7. Analysis, Limitations and Boundaries
7.1 The most valuable part of this paper
The most valuable part of the paper is that it turns the question "whether the video world model can become the basis of robot control" into a deployable causal autoregressive system, instead of just showing offline video generation. Specific evidence includes: RoboTwin's long horizon grouping improvement, 100% vs 47/50% memory task, and ablation where naive async is greatly degraded at Horizon=3 but FDM-grounded async is significantly restored.
7.2 Why the results hold up
The support chain of the results is relatively complete: the main table shows the average indicators of RoboTwin and LIBERO; the real-world tasks use 20 trials, step-by-step scoring and alternating evaluation protocols; ablation separately separates async grounding, video-action pretraining, and action stream initialization; the analysis experiments are supplemented from the three perspectives of few samples, sequential memory, and generalization. In other words, the paper does not rely on a total score to support all claims.
7.3 Limitations and future directions described by the author
- The computational overhead is still high.Conclusion clearly mentioned that more efficient video compression solutions should be developed in the future to reduce computational overhead.
- The perception mode is still mainly visual.The author proposes that multi-modal sensing such as tactile, force, and audio can be added in the future to improve the robustness of complex contact tasks.

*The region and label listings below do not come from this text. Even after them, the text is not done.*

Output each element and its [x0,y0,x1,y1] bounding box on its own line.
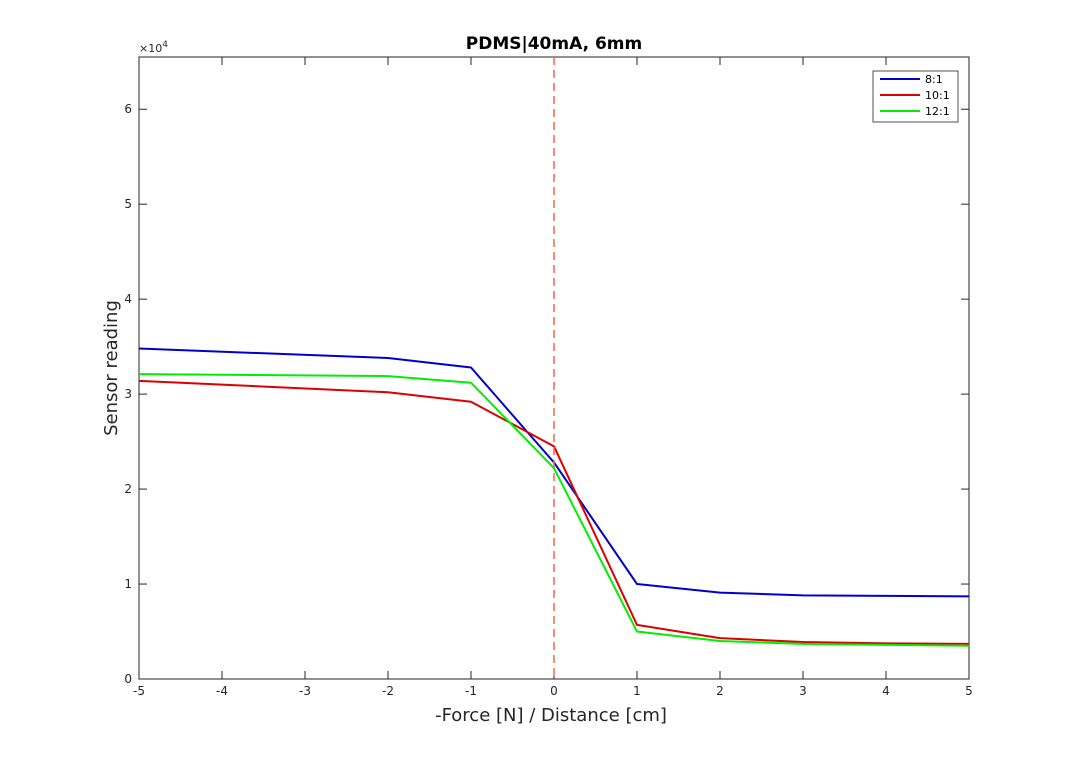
x-tick-label: -3 [299,684,311,698]
ticks-layer: -5 -4 -3 -2 -1 0 1 2 3 4 5 0 1 2 3 4 5 6 [124,57,973,698]
series-line-2 [138,379,970,645]
legend-label: 12:1 [925,105,950,118]
legend-label: 10:1 [925,89,950,102]
y-axis-title: Sensor reading [101,300,122,436]
x-tick-label: 3 [799,684,807,698]
x-tick-label: -4 [216,684,228,698]
x-tick-label: 5 [965,684,973,698]
x-tick-label: -2 [382,684,394,698]
x-tick-label: 1 [633,684,641,698]
y-tick-label: 0 [124,672,132,686]
x-tick-label: 0 [550,684,558,698]
x-tick-label: 2 [716,684,724,698]
legend: 8:1 10:1 12:1 [872,70,959,123]
y-tick-label: 1 [124,577,132,591]
series-layer [138,347,970,647]
series-line-3 [138,373,970,647]
legend-label: 8:1 [925,73,943,86]
x-axis-title: -Force [N] / Distance [cm] [435,705,667,726]
y-tick-label: 4 [124,292,132,306]
chart-title: PDMS|40mA, 6mm [466,34,642,54]
x-tick-label: -5 [133,684,145,698]
series-line-1 [138,347,970,598]
y-tick-label: 2 [124,482,132,496]
y-exponent-label: ×104 [139,40,168,55]
y-tick-label: 5 [124,197,132,211]
y-tick-label: 6 [124,102,132,116]
x-tick-label: 4 [882,684,890,698]
x-tick-label: -1 [465,684,477,698]
plot-area [138,56,970,680]
y-tick-label: 3 [124,387,132,401]
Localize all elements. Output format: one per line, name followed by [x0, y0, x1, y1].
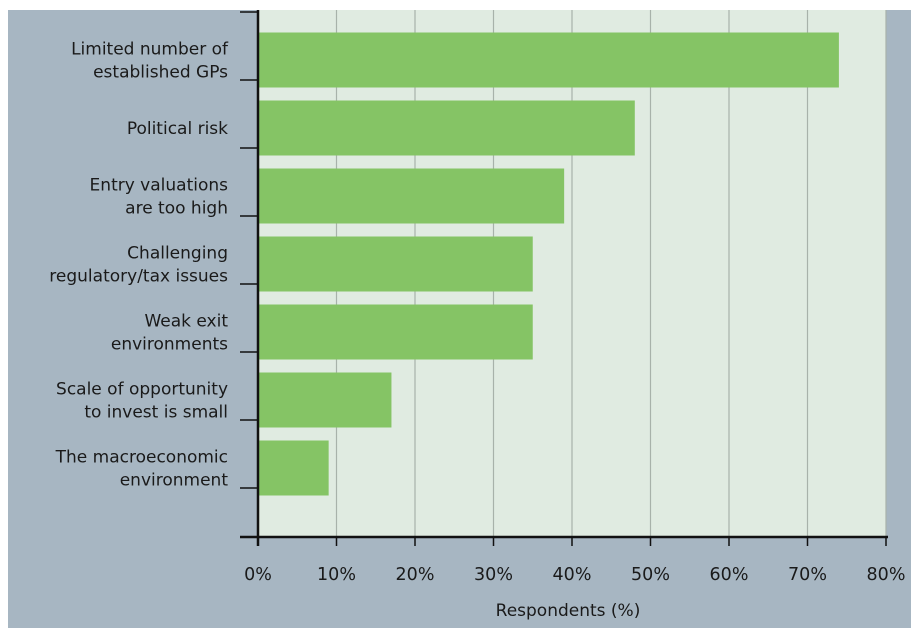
category-labels: Limited number of established GPs Politica… — [49, 40, 229, 491]
bar — [259, 372, 392, 428]
x-tick-label: 40% — [553, 565, 592, 585]
bar — [259, 236, 533, 292]
x-tick-label: 50% — [631, 565, 670, 585]
bars-group — [259, 32, 839, 496]
bar — [259, 100, 635, 156]
category-label: Scale of opportunity to invest is small — [56, 380, 228, 423]
category-label: Entry valuations are too high — [90, 176, 229, 219]
x-tick-label: 60% — [710, 565, 749, 585]
x-tick-label: 20% — [396, 565, 435, 585]
x-tick-label: 80% — [867, 565, 906, 585]
bar — [259, 440, 329, 496]
bar — [259, 32, 839, 88]
category-label: The macroeconomic environment — [55, 448, 229, 491]
category-label: Challenging regulatory/tax issues — [49, 244, 228, 287]
bar — [259, 168, 565, 224]
x-tick-label: 10% — [317, 565, 356, 585]
x-tick-label: 70% — [788, 565, 827, 585]
bar — [259, 304, 533, 360]
x-tick-label: 0% — [244, 565, 272, 585]
category-label: Weak exit environments — [111, 312, 228, 355]
x-axis-title: Respondents (%) — [496, 601, 641, 621]
category-label: Limited number of established GPs — [71, 40, 229, 83]
x-ticks: 0% 10% 20% 30% 40% 50% 60% 70% 80% — [240, 11, 906, 585]
x-tick-label: 30% — [474, 565, 513, 585]
category-label: Political risk — [127, 119, 228, 139]
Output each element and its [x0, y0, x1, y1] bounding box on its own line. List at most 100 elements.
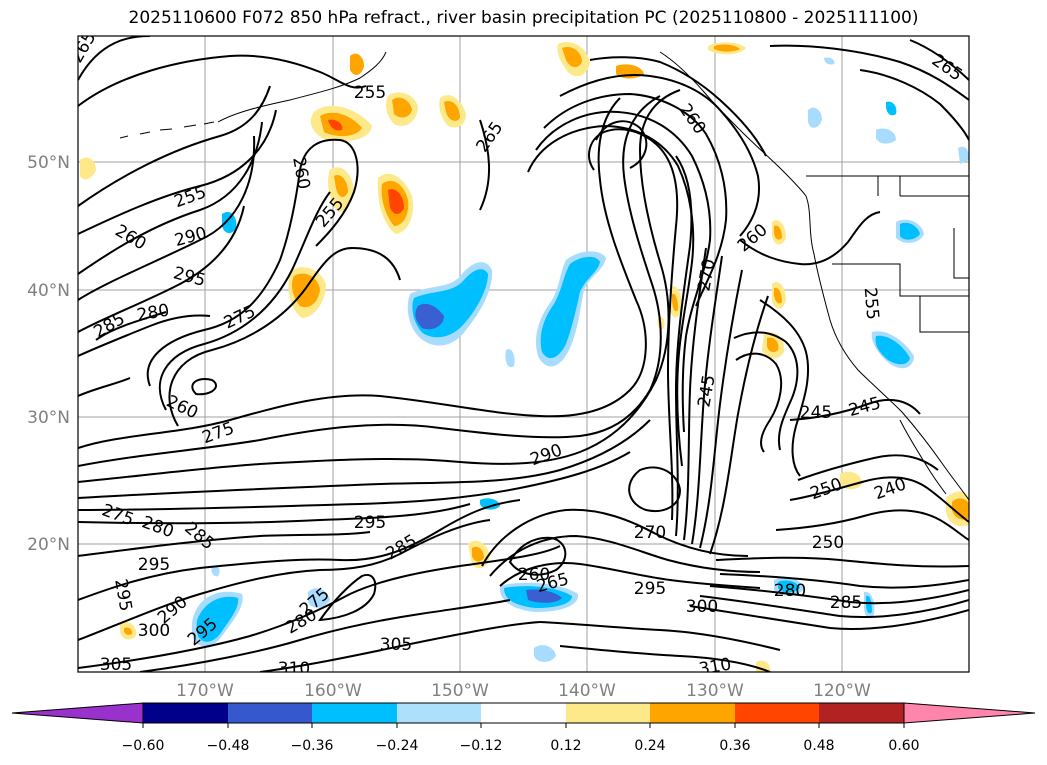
colorbar-bin: [397, 703, 481, 723]
precip-anomaly-patch: [222, 211, 237, 234]
colorbar-tick-label: −0.36: [291, 738, 334, 754]
colorbar-tick-label: 0.48: [803, 738, 834, 754]
precip-anomaly-patch: [774, 225, 782, 240]
lat-label: 50°N: [27, 153, 70, 173]
contour-line: [683, 247, 707, 541]
colorbar-bin: [481, 703, 566, 723]
colorbar-bin: [650, 703, 735, 723]
contour-line: [78, 135, 256, 301]
north-america-west-coast: [805, 195, 969, 501]
us-state-lines: [832, 176, 969, 333]
contour-line: [559, 645, 771, 672]
colorbar-bin: [819, 703, 904, 723]
precip-anomaly-patch: [415, 303, 444, 330]
refractivity-contours: [78, 36, 969, 672]
contour-line: [543, 92, 728, 307]
precip-anomaly-patch: [562, 46, 582, 68]
contour-line: [715, 556, 969, 568]
precip-anomaly-patch: [334, 174, 348, 197]
precip-positive-anomalies: [80, 42, 969, 672]
precip-anomaly-patch: [540, 256, 600, 359]
colorbar-tick-labels: −0.60 −0.48 −0.36 −0.24 −0.12 0.12 0.24 …: [122, 738, 920, 754]
contour-line: [735, 352, 783, 453]
precip-anomaly-patch: [952, 498, 969, 520]
contour-line: [78, 377, 131, 397]
colorbar-tick-label: −0.48: [207, 738, 250, 754]
contour-line: [739, 211, 881, 266]
colorbar-bin: [228, 703, 312, 723]
colorbar: −0.60 −0.48 −0.36 −0.24 −0.12 0.12 0.24 …: [11, 702, 1036, 754]
precip-anomaly-patch: [472, 546, 484, 562]
contour-line: [78, 419, 651, 499]
colorbar-tick-label: −0.12: [460, 738, 503, 754]
contour-line: [789, 398, 921, 421]
precip-negative-anomalies: [191, 57, 969, 662]
contour-line: [775, 509, 969, 541]
contour-label: 305: [380, 635, 412, 655]
lat-label: 30°N: [27, 408, 70, 428]
map-frame: [77, 35, 970, 673]
contour-line: [859, 69, 969, 141]
lat-label: 20°N: [27, 535, 70, 555]
contour-line: [78, 503, 471, 525]
precip-anomaly-patch: [534, 645, 556, 662]
contour-label: 295: [138, 555, 170, 575]
precip-anomaly-patch: [388, 189, 404, 214]
contour-line: [589, 56, 767, 157]
lon-label: 150°W: [431, 681, 489, 701]
contour-line: [733, 331, 799, 451]
lon-label: 170°W: [176, 681, 234, 701]
contour-label: 305: [100, 655, 132, 675]
lon-label: 160°W: [304, 681, 362, 701]
contour-line: [797, 454, 939, 481]
contour-line: [489, 534, 761, 577]
contour-line: [78, 54, 367, 107]
contour-line: [674, 155, 693, 537]
precip-anomaly-patch: [196, 596, 239, 642]
precip-anomaly-patch: [886, 101, 897, 116]
precip-anomaly-patch: [328, 119, 343, 131]
contour-line: [78, 97, 647, 449]
map-panel: 265 255 265 260 265 255 260 255 290 260 …: [77, 35, 970, 679]
contour-line: [168, 246, 401, 427]
colorbar-bin: [566, 703, 650, 723]
contour-line: [78, 519, 491, 641]
contour-line: [78, 205, 245, 333]
lat-label: 40°N: [27, 281, 70, 301]
colorbar-tick-label: 0.24: [634, 738, 665, 754]
contour-line: [158, 191, 331, 411]
contour-line: [499, 562, 761, 589]
contour-line: [709, 295, 769, 555]
precip-anomaly-patch: [480, 498, 500, 510]
precip-anomaly-patch: [292, 273, 320, 308]
contour-label: 280: [774, 581, 806, 601]
precip-anomaly-patch: [444, 100, 460, 121]
precip-anomaly-patch: [80, 157, 96, 180]
precip-anomaly-patch: [526, 589, 562, 603]
contour-label: 310: [278, 659, 310, 679]
contour-line: [78, 451, 631, 511]
colorbar-bin: [312, 703, 397, 723]
contour-label: 270: [634, 523, 666, 543]
contour-label: 310: [697, 654, 732, 679]
aleutian-islands: [119, 121, 215, 139]
precip-anomaly-patch: [824, 57, 835, 65]
colorbar-tick-label: 0.60: [888, 738, 919, 754]
contour-label: 255: [354, 83, 386, 103]
lon-label: 130°W: [686, 681, 744, 701]
contour-label: 285: [830, 593, 862, 613]
contour-line: [588, 128, 679, 521]
contour-line: [699, 595, 969, 619]
contour-line: [78, 89, 681, 483]
contour-label: 300: [686, 597, 718, 617]
precip-anomaly-patch: [958, 146, 969, 164]
colorbar-bin: [735, 703, 819, 723]
contour-label: 255: [860, 287, 883, 321]
contour-line: [699, 269, 743, 549]
contour-line: [539, 621, 781, 651]
contour-line: [191, 378, 217, 396]
precip-anomaly-patch: [778, 580, 800, 593]
baja-california: [899, 419, 947, 495]
colorbar-tick-label: 0.36: [719, 738, 750, 754]
precip-anomaly-patch: [875, 335, 910, 365]
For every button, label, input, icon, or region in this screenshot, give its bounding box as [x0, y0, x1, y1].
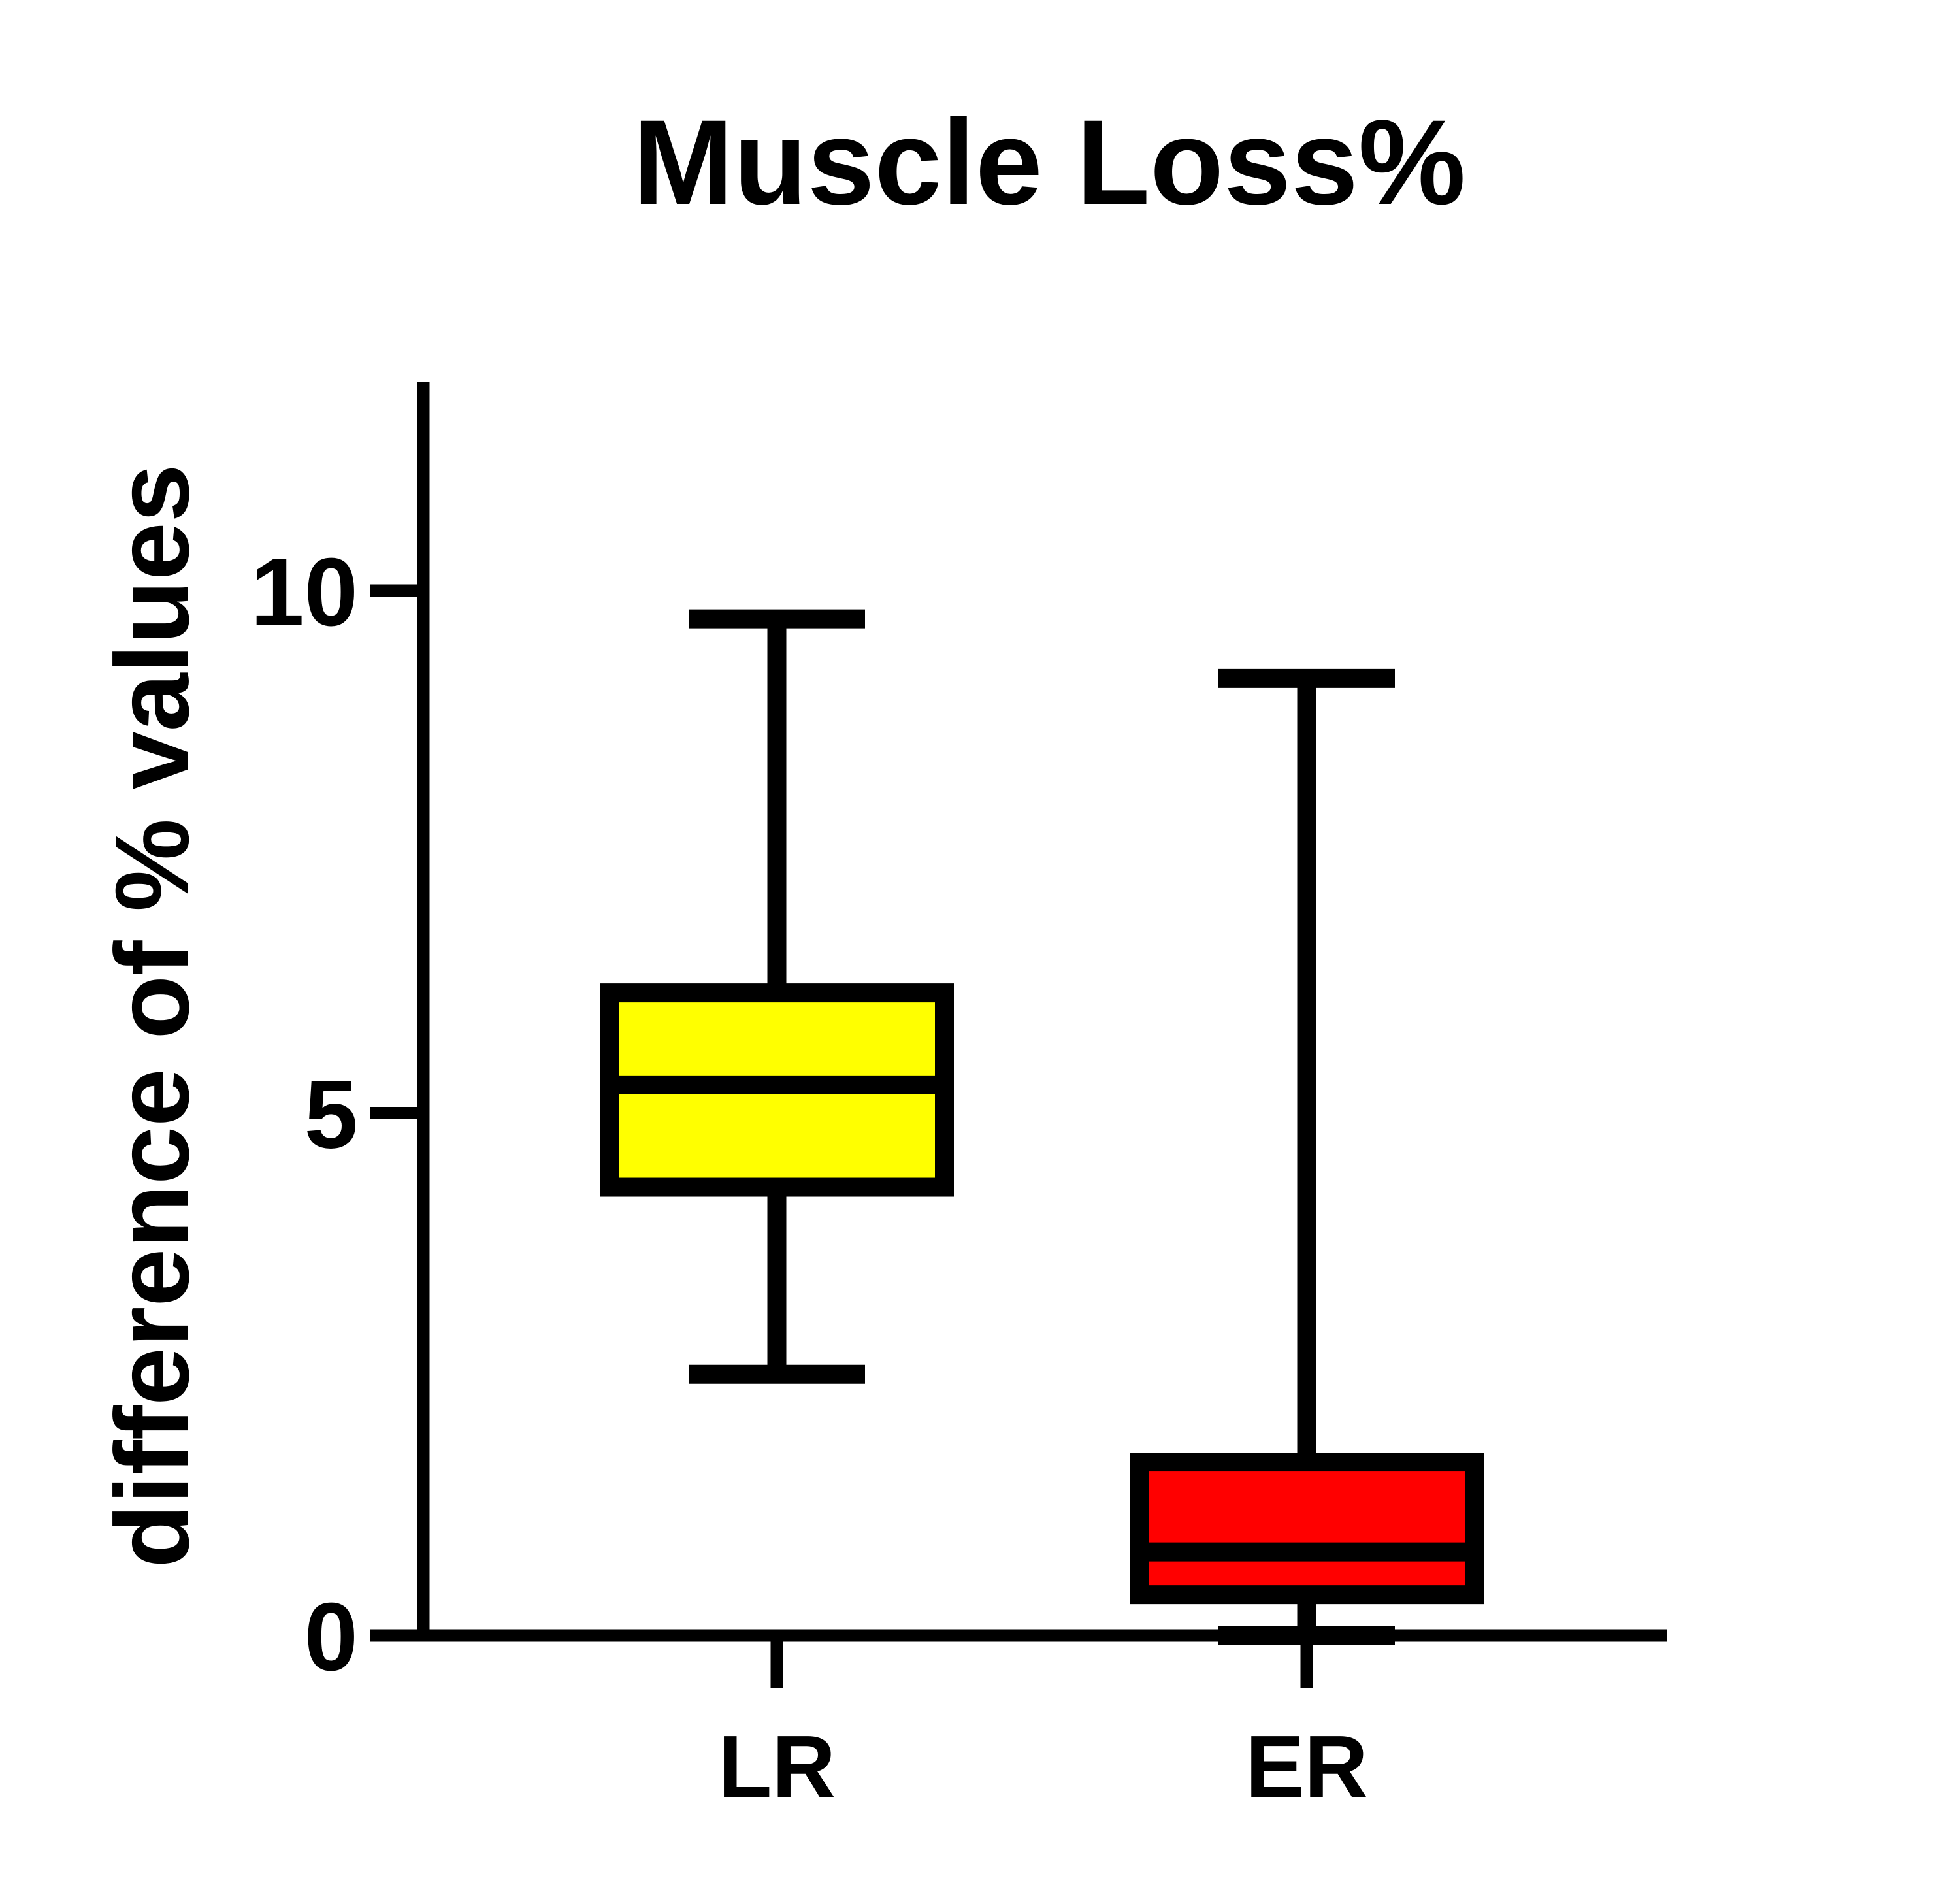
- x-tick-label-er: ER: [1245, 1717, 1368, 1816]
- y-axis: 0 5 10: [250, 382, 430, 1691]
- box-er: [1130, 668, 1484, 1645]
- y-tick-label: 10: [250, 538, 358, 646]
- y-tick-label: 0: [304, 1583, 358, 1691]
- y-axis-label: difference of % values: [93, 464, 210, 1568]
- chart-title: Muscle Loss%: [633, 95, 1466, 230]
- x-tick-label-lr: LR: [718, 1717, 836, 1816]
- box-series: [600, 609, 1484, 1645]
- box-lr: [600, 609, 954, 1384]
- iqr-box: [1130, 1453, 1484, 1605]
- x-axis: LR ER: [370, 1629, 1667, 1816]
- y-tick-label: 5: [304, 1061, 358, 1169]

- Partial denoising is an efficiency trade-off.The paper demonstrates that it can be used for action prediction, but this also means that full high-fidelity video reconstruction is not pursued in deployment.
7.4 Qualifications in the report
- On the progress score of real-world Fold Clothes, the appendix table shows that LingBot-VA is 48.8%, which is lower than $\pi_{0.5}$'s 62.9%; therefore, the statement "all indicators are better for all tasks" cannot be established item by item.
- The pre-training data includes internally collected demonstrations. Even if external repeaters have code and checkpoints, they may not be able to reproduce the 1.4T-token pre-training from scratch.
- The real-world evaluation has 20 trials per task and can show trends, but the statistical confidence interval for complex robot tasks is still limited; the paper does not give random seeds or error bars for real-world tasks.
- RoboTwin/LIBERO has strong benchmark evidence, but there is still a domain gap between it and an open real home or factory environment.